A conclusão, baseada em dados dos inquéritos de compra de alimentos feitos pelo Instituto Brasileiro de Geografia e Estatística (IBGE) desde meados dos anos 1970, foi que a população vinha substituindo a compra de ingredientes culinários como sal, açúcar e óleos, e de alimentos como arroz, feijão e mandioca, por itens prontos para consumo, como macarrão instantâneo, bolachas, embutidos e refrigerantes. 
 
Em 2009, Monteiro e pesquisadores do Nupens/USP (Núcleo de Pesquisas Epidemiológicas em Nutrição e Saúde da Universidade de São Paulo) propuseram uma classificação com o objetivo de categorizar os alimentos com base no grau de processamento industrial a que foram submetidos. Chamado de Classificação Nova, o sistema definiu quatro grupos de víveres: in natura ou minimamente processados, ingredientes culinários, processados e os ultraprocessados - termo cunhado pelo cientista brasileiro é adotado hoje em dia pela OMS para classificar alimentos que passam por processos industriais extensivos e é discutido no mundo inteiro.   
 
O estudo influenciou significativamente o desenvolvimento do Guia Alimentar para a População Brasileira, documento oficial do Ministério da Saúde que visa orientar a população sobre escolhas saudáveis (confira quadro nesta página). O manual, que completou dez anos em 2024 e está disponível gratuitamente no site bvsms.saude.gov.br, é acessível e descomplicado. Além de determinar e exemplificar as diferenças entre alimentos industrializados e ultraprocessados - sim, são diferentes -, enfatiza os riscos à saúde associados deste último grupo, cujos ingredientes englobam aditivos como corantes, adoçantes e aromatizantes. Essas substâncias não têm função nutricional — entram nas fórmulas para reforçar cor, sabor e textura
 
A nutricionista Márcia Sathler, 36 anos, orienta seus clientes sem julgamentos: %u201CA mudança precisa fazer sentido. Trocar o pão de forma integral industrializado por um da padaria ou integral artesanal? Ótimo. Fazer pipoca na panela em vez de usar micro-ondas? Melhor ainda.%u201D (foto: Arquivo Pessoal)

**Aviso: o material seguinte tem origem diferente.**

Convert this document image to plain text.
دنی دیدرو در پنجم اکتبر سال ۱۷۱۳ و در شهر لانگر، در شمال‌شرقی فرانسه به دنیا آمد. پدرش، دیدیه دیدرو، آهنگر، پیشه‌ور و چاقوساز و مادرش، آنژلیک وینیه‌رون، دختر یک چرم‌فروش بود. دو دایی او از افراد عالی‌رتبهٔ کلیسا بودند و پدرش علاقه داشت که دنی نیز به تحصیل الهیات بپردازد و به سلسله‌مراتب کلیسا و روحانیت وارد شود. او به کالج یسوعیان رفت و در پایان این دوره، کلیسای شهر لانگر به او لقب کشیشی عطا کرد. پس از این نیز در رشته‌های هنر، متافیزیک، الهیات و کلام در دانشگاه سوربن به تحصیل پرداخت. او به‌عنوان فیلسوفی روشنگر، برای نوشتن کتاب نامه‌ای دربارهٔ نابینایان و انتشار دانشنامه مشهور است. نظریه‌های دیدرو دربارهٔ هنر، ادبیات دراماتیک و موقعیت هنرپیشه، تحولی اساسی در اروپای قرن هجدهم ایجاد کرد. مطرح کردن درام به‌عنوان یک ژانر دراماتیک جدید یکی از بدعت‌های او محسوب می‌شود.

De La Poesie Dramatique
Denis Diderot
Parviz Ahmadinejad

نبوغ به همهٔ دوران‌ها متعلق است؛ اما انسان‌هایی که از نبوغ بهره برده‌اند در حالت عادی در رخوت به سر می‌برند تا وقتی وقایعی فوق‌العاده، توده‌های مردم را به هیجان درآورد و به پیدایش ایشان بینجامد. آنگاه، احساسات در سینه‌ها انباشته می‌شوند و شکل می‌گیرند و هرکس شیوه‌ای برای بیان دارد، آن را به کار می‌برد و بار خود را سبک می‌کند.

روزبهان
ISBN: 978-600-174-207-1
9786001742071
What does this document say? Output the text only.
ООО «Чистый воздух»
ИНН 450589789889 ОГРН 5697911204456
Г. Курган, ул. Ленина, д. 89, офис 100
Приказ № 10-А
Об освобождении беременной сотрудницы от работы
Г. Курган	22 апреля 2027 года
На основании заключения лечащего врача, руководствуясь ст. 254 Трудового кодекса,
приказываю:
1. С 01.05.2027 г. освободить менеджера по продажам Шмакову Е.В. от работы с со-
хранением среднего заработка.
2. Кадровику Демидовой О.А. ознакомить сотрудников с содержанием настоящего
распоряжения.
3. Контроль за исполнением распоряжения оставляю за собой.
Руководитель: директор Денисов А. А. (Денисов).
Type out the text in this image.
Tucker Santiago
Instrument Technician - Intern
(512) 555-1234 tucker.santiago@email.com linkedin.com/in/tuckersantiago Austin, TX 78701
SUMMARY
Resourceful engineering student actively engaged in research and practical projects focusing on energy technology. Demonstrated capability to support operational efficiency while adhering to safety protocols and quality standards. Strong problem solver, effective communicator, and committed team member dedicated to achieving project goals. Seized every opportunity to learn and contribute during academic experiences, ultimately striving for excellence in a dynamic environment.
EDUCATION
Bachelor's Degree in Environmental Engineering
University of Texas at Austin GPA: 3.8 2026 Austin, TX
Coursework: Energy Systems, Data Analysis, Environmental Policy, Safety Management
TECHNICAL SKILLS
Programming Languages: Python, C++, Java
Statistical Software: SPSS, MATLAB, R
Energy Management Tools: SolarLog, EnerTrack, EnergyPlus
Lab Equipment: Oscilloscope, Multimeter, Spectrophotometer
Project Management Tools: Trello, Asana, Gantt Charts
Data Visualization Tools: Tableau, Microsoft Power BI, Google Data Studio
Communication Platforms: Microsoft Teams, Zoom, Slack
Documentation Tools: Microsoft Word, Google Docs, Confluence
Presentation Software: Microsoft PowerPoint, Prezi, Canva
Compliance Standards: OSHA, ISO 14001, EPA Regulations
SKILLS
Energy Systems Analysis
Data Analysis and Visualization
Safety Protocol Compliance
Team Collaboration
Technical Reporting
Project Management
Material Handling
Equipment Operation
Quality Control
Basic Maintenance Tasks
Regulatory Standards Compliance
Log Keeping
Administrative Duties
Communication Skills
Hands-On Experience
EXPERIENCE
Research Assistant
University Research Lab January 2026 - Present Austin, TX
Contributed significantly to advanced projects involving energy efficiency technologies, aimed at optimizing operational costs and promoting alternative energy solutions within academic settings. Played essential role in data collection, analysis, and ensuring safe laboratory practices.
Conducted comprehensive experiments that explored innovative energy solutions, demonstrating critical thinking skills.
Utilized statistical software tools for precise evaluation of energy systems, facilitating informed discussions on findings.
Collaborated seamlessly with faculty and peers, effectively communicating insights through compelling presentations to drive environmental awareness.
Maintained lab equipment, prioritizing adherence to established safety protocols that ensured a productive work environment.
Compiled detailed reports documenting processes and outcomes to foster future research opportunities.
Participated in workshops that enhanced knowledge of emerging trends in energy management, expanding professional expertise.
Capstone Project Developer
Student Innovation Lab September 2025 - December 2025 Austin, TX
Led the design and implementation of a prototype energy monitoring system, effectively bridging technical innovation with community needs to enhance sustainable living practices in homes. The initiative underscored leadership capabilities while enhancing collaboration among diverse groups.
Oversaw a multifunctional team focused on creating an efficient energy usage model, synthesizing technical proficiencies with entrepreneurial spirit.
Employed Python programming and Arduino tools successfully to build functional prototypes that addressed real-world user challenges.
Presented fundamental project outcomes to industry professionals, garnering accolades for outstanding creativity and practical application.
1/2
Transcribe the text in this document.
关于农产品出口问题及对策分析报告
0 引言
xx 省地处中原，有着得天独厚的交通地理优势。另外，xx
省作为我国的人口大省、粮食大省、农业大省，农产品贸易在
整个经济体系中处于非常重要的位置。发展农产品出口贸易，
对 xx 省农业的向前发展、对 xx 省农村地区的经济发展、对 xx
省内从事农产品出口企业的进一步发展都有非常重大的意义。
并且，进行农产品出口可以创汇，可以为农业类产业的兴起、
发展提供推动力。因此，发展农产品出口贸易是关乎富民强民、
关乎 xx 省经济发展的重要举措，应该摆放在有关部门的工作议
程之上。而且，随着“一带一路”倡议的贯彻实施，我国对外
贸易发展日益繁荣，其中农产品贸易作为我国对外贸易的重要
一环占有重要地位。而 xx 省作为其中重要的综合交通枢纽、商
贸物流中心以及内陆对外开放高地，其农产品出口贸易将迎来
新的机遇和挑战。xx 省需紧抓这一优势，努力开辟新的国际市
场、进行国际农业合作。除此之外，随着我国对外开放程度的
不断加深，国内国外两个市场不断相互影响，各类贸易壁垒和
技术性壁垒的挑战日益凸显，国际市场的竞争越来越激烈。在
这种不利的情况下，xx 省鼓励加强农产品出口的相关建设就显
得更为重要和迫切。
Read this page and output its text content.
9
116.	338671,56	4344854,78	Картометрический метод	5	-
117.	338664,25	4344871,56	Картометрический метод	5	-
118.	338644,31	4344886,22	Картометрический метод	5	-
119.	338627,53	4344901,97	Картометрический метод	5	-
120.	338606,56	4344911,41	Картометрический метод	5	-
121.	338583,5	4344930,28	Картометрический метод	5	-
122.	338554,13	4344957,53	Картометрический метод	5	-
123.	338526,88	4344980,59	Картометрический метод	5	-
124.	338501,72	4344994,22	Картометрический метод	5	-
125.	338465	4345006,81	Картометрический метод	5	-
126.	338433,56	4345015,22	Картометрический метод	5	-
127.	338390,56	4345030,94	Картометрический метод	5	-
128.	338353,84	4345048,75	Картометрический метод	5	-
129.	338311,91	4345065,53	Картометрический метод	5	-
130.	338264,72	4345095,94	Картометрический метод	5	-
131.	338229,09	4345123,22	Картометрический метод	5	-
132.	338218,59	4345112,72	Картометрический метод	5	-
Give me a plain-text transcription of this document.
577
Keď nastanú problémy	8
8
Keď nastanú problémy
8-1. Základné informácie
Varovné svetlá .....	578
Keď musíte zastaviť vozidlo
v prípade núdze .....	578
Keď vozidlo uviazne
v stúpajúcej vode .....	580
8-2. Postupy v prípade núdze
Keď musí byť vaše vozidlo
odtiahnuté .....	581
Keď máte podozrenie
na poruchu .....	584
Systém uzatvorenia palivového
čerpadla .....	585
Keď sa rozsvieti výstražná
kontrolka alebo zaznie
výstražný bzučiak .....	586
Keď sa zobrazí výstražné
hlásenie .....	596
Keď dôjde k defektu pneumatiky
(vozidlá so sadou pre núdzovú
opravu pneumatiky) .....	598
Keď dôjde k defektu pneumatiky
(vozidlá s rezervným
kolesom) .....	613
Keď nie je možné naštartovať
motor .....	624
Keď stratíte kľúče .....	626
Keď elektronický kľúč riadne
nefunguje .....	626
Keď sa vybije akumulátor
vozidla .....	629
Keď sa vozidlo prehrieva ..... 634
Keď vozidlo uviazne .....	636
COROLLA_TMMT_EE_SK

A nutricionista Márcia Sathler, 36 anos, orienta seus clientes sem julgamentos: %u201CA mudança precisa fazer sentido. Trocar o pão de forma integral industrializado por um da padaria ou integral artesanal? Ótimo. Fazer pipoca na panela em vez de usar micro-ondas? Melhor ainda.%u201D (foto: Arquivo Pessoal)
A ideia é simples. Nem todo alimento que passa por um processo industrial é um vilão. “Todo ultraprocessado é industrializado, mas nem todo industrializado é ultraprocessado”, esclarece a nutricionista Márcia Sathler. E é importante compreender esses pontos. Arroz empacotado? É industrializado. E está tudo bem. É um grão que passou por processamento para facilitar seu consumo. Ao olhar para o rótulo, identificamos apenas um ingrediente: arroz. 
 
Outro exemplo que ilustra bem é o morango. A fruta em si, comprada na feira, é o alimento in natura. O morango lavado e selecionado, vendido no supermercado, é considerado minimamente processado. A geleia artesanal, que é feita com o cozimento da fruta e tem açúcar adicionado, torna-se um alimento processado. Já os biscoitos recheados, misturas em pó ou bebidas prontas com sabor morango são os ultraprocessados. Geralmente, nesses casos não existe sequer adição da fruta de verdade, mas apenas produtos que simulam o gosto, cheiro e a cor. 
 
“A base da nossa alimentação deve ser de alimentos in natura e minimamente processados.  Devemos evitar os ultraprocessados. Existe uma recomendação mínima de tolerância? Não. A regra de ouro do Guia Alimentar vai ser evitar. E aí há uma série de discussões em torno disso”, afirma a nutricionista.
 
E como há. A própria Associação Brasileira de Nutrologia (Abran) contesta a radicalização.  De acordo com a professora doutora Eline de Almeida Soriano. médica nutróloga e diretora da instituição, a Abran critica a classificação Nova, que popularizou o termo “ultraprocessado”, pela falta de critérios técnicos claros e rigor metodológico. “A associação não considera adequado generalizar todos os alimentos industrializados como prejudiciais, uma vez que o processamento industrial seguro pode ser fundamental para garantir segurança sanitária, preservar nutrientes e ampliar o acesso alimentar.”
 
O aumento do consumo de produtos industrializados ocorreu principalmente nas últimas décadas, em paralelo com a urbanização e mudanças nos padrões de vida. Contudo, a entidade alerta que o problema não é necessariamente o processamento em si, mas o desequilíbrio alimentar que pode surgir do consumo excessivo de produtos de baixo valor nutricional. “Pesquisas mostram um crescimento significativo no consumo de alimentos industrializados globalmente, mas é fundamental distinguir entre produtos que oferecem valor nutricional adequado e aqueles que são nutricionalmente pobres”, afirma Eline Soriano.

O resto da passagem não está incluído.